ZAHN: So, Eason, I mean, any time we hear this stuff, we have to be pretty cynical. I mean, how much of this do you think is posturing on this Iraqi official's part, particularly when it comes to the whole issue of inspections?

JORDAN: Well, certainly there's a lot of posturing back and forth in this spat between the United States and Iraq. This is especially harsh language that we're hearing from the Iraqi leadership, and it's clear to me that there is a bit of a debate within the Iraqi government about how far the Iraqis should go in allowing the possibility of armed inspections to resume, but this official, who's very, very high up in the government, made it clear that the U.N. arms inspectors are not coming back, that it would be foolish for the Iraqi government to allow them back, because the armed inspection teams of the United Nations, according to this Iraqi official, contain spies from the United States who would only use that information to help topple the regime here and any administration regime change operation coming from Washington.

ZAHN: So, Eason, were you left with the impression then, based on what this Iraqi official told you, that Iraq would like to provoke an attack by the United States?

JORDAN: Well, Iraqi officials, and I've met with many government ministers here in recent days, they all say they wish a conflict could be avoided, but they really believe, universally, believe a conflict is inevitable, and they say the only way the U.S. government can succeed in changing the regime here is to come in on the ground and have a real fight on the ground, and this Iraqi official did not want to be identified by name, said that the Iraqi military would relish this opportunity, because the Iraqi military wants to fight on its own turf, not in the air, but on the ground.

ZAHN: I just think it's striking how much has changed in the last couple of weeks.
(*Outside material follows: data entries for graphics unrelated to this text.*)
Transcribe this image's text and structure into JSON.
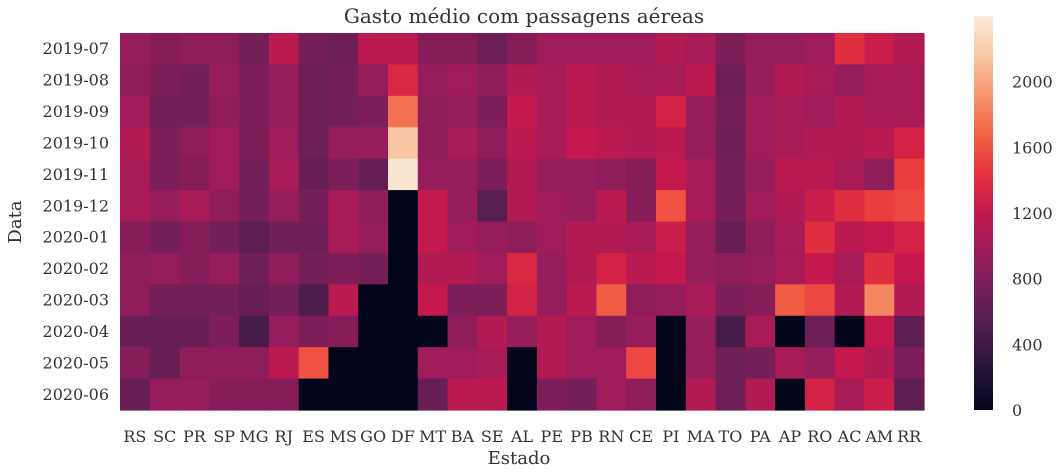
{
  "chart_data": {
    "type": "heatmap",
    "title": "Gasto médio com passagens aéreas",
    "xlabel": "Estado",
    "ylabel": "Data",
    "x": [
      "RS",
      "SC",
      "PR",
      "SP",
      "MG",
      "RJ",
      "ES",
      "MS",
      "GO",
      "DF",
      "MT",
      "BA",
      "SE",
      "AL",
      "PE",
      "PB",
      "RN",
      "CE",
      "PI",
      "MA",
      "TO",
      "PA",
      "AP",
      "RO",
      "AC",
      "AM",
      "RR"
    ],
    "y": [
      "2019-07",
      "2019-08",
      "2019-09",
      "2019-10",
      "2019-11",
      "2019-12",
      "2020-01",
      "2020-02",
      "2020-03",
      "2020-04",
      "2020-05",
      "2020-06"
    ],
    "values": [
      [
        950,
        850,
        900,
        900,
        750,
        1150,
        750,
        700,
        1150,
        1150,
        850,
        850,
        700,
        850,
        1000,
        1000,
        1000,
        1000,
        1100,
        1050,
        800,
        950,
        950,
        1000,
        1400,
        1250,
        1100
      ],
      [
        900,
        800,
        750,
        950,
        800,
        950,
        700,
        750,
        950,
        1350,
        950,
        1000,
        900,
        1100,
        1050,
        1150,
        1100,
        1050,
        1050,
        1150,
        700,
        950,
        1100,
        1050,
        950,
        1050,
        1050
      ],
      [
        1000,
        750,
        750,
        900,
        800,
        950,
        700,
        750,
        800,
        1750,
        900,
        950,
        800,
        1200,
        1050,
        1150,
        1100,
        1100,
        1300,
        950,
        750,
        1000,
        1050,
        1000,
        1100,
        1050,
        1050
      ],
      [
        1100,
        800,
        900,
        1000,
        800,
        1000,
        700,
        950,
        950,
        2150,
        900,
        1050,
        900,
        1150,
        1050,
        1200,
        1150,
        1100,
        1150,
        950,
        700,
        1000,
        1050,
        1100,
        1100,
        1150,
        1300
      ],
      [
        1050,
        800,
        850,
        1000,
        750,
        1050,
        650,
        800,
        650,
        2350,
        950,
        950,
        800,
        1100,
        950,
        950,
        900,
        850,
        1200,
        1050,
        750,
        950,
        1150,
        1150,
        1050,
        900,
        1500
      ],
      [
        1050,
        950,
        1050,
        900,
        750,
        950,
        750,
        1050,
        900,
        0,
        1200,
        950,
        550,
        1100,
        1000,
        950,
        1150,
        850,
        1600,
        1050,
        750,
        1000,
        1100,
        1250,
        1400,
        1500,
        1550
      ],
      [
        850,
        750,
        850,
        750,
        600,
        700,
        700,
        1050,
        950,
        0,
        1200,
        1000,
        950,
        900,
        1000,
        1100,
        1100,
        1050,
        1250,
        950,
        650,
        900,
        1050,
        1400,
        1150,
        1200,
        1300
      ],
      [
        900,
        950,
        850,
        950,
        700,
        900,
        750,
        800,
        750,
        0,
        1100,
        1100,
        1000,
        1350,
        950,
        1100,
        1300,
        1150,
        1200,
        950,
        900,
        950,
        1050,
        1200,
        1050,
        1400,
        1200
      ],
      [
        900,
        750,
        750,
        750,
        650,
        750,
        500,
        1150,
        0,
        0,
        1200,
        800,
        800,
        1300,
        950,
        1150,
        1650,
        900,
        950,
        1050,
        800,
        850,
        1650,
        1550,
        1100,
        1850,
        1100
      ],
      [
        650,
        650,
        650,
        800,
        450,
        950,
        800,
        850,
        0,
        0,
        0,
        900,
        1100,
        950,
        1100,
        1000,
        850,
        950,
        0,
        950,
        450,
        1050,
        0,
        700,
        0,
        1200,
        600
      ],
      [
        850,
        650,
        900,
        900,
        900,
        1150,
        1600,
        0,
        0,
        0,
        1000,
        1000,
        1050,
        0,
        1100,
        1000,
        1000,
        1550,
        0,
        950,
        700,
        750,
        1050,
        950,
        1200,
        1100,
        800
      ],
      [
        650,
        950,
        950,
        850,
        850,
        850,
        0,
        0,
        0,
        0,
        650,
        1150,
        1150,
        0,
        800,
        750,
        1000,
        900,
        0,
        1100,
        700,
        1100,
        0,
        1300,
        1050,
        1250,
        600
      ]
    ],
    "colorbar": {
      "min": 0,
      "max": 2400,
      "ticks": [
        0,
        400,
        800,
        1200,
        1600,
        2000
      ]
    },
    "colormap": "rocket",
    "colors": {
      "background": "#ffffff",
      "text": "#333333"
    }
  }
}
Wasn't it the Iraqis after all who were suggesting that a U.N. group should come over to talk about the prospects of talks, and now, as this Iraqi official told you today, that simply is not going to happen, no discussion, no inspections.

JORDAN: Well, I think a lot of independent observers see this discussion between Iraq and the United Nations as essentially a delaying tactic. Iraq would like to put off an invasion, should that indeed come to pass. There's a lot of talk, very little action about letting arms inspectors in here.

And this official today, who is very, very senior, made absolutely clear the U.N. inspections are over. The only way there can be inspections going forward is if there's a very, very short inspection carried out in a few weeks, if a U.S. Congressional delegation comes here with inspectors of its own, and does its investigating, and then goes off on its way, and then the sanctions are ended. That's the only way, according to this Iraqi official, any kind of inspection will go forward.

ZAHN: You've reported a lot this morning that we need to get reaction to, particularly from Congressional leaders about this idea and whether that's at all viable.

Eason Jordan, thank you for everything you've just shared with us from Baghdad.